Ma Keynes non vuole limitarsi alla propaganda. Anzi, è convinto che la migliore propaganda sia la capacità di offrire un’alternativa migliore. E non ha dubbi circa i principi a cui dovrebbe rispondere una moneta internazionale, per essere davvero tale: «Un particolare tipo di moneta è un mero meccanismo, che può funzionare bene o male. Ciò che qualifica una moneta sono i beni che essa può acquistare».15 È però costretto a riconoscere che un’alternativa concreta ancora non esiste. Così, si adopera per elaborarla.
L’occasione è offerta da una richiesta del ministro degli Esteri, Lord Halifax, il quale, tramite il cancelliere dello Scacchiere, Sir Kingsley Wood, propone a Keynes di redigere «un documento ufficiale per esporre il carattere fallace delle promesse tedesche».16 Keynes accoglie l’invito e produce una serie di «Proposte per contrastare il “Nuovo Ordine” tedesco». La prima versione è già pronta il 25 novembre, e l’intento è chiaro fin dalle prime battute: «Gli autori del Trattato di pace di Versailles fecero l’errore di trascurare la ricostruzione economica dell’Europa, nella loro ansia per i confini e per le concessioni politiche. A tale negligenza sono seguite grandi sventure per tutti. Il governo inglese è determinato a non fare di nuovo lo stesso errore».17 Nella dichiarazione d’intenti che Keynes scrive per il governo risuonano tutta l’amarezza di un rimpianto personale e tutta la veemenza di un appello accorato.

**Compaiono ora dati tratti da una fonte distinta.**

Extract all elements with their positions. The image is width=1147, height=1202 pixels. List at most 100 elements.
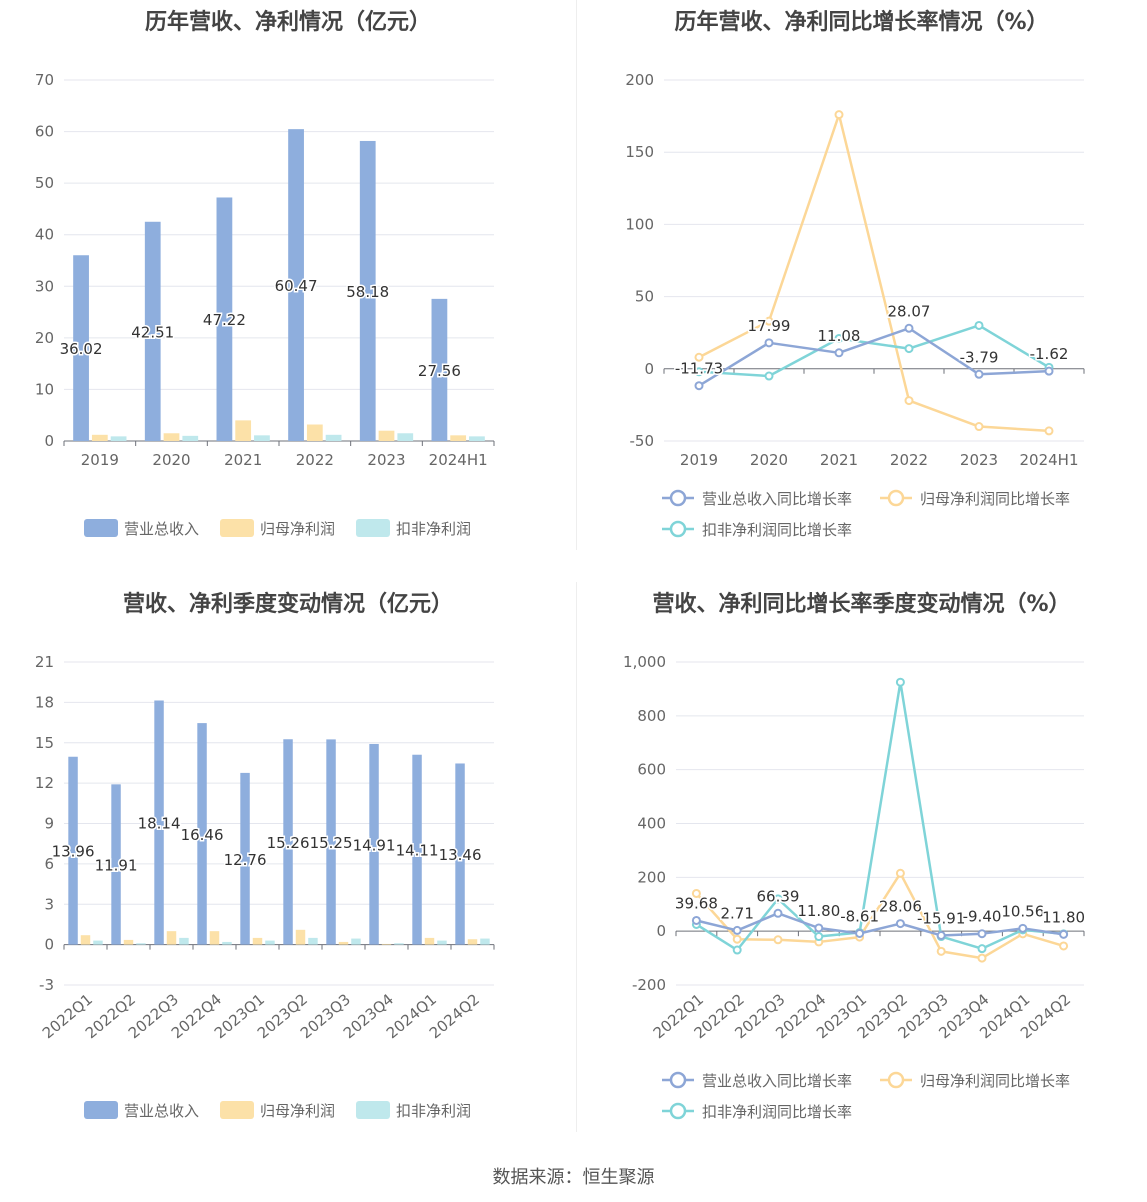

Com’è noto, Keynes aveva partecipato alla Conferenza di Versailles come giovane funzionario del Tesoro inglese, per poi dare le dimissioni in aperto contrasto con un arrangiamento delle relazioni economiche e finanziarie che prometteva di creare più danni della guerra stessa: le conseguenze economiche della pace, prefigurate da Keynes nel 1919, erano state effettivamente alla base di gran parte degli sconvolgimenti economici e politici che avevano innescato la Seconda guerra mondiale. La decisione di addossare tutto il peso della ricostruzione e dei debiti di guerra sulle spalle della Germania sconfitta, attraverso l’imposizione di riparazioni impossibili da pagare, non aveva potuto che portare al collasso dell’intero, fragile edificio.18
Ora, al fine di evitare il ripetersi di un dopoguerra senza pace, Keynes comincia a delineare con chiarezza i requisiti di un nuovo regime: «Ci impegniamo a istituire un sistema di scambi internazionali che apra tutti i nostri mercati a ogni paese, grande o piccolo che sia, e che dia a ciascuno uguale accesso a tutte le fonti di materie prime che possiamo controllare o influenzare, sulla base di uno scambio di beni contro beni».19
L’inizio del laissez-faire
La posta in gioco è alta: si tratta di affermare in nome di che cosa si combatte, in vista di quale idea di pace e di ordine globale. L’obiettivo dichiarato di Keynes è quello di predisporre un insieme di regole compatibile con la più ampia libertà del commercio internazionale, in armonia con i principi fondamentali dell’ordine postbellico concordati da Roosevelt e Churchill nella Carta Atlantica.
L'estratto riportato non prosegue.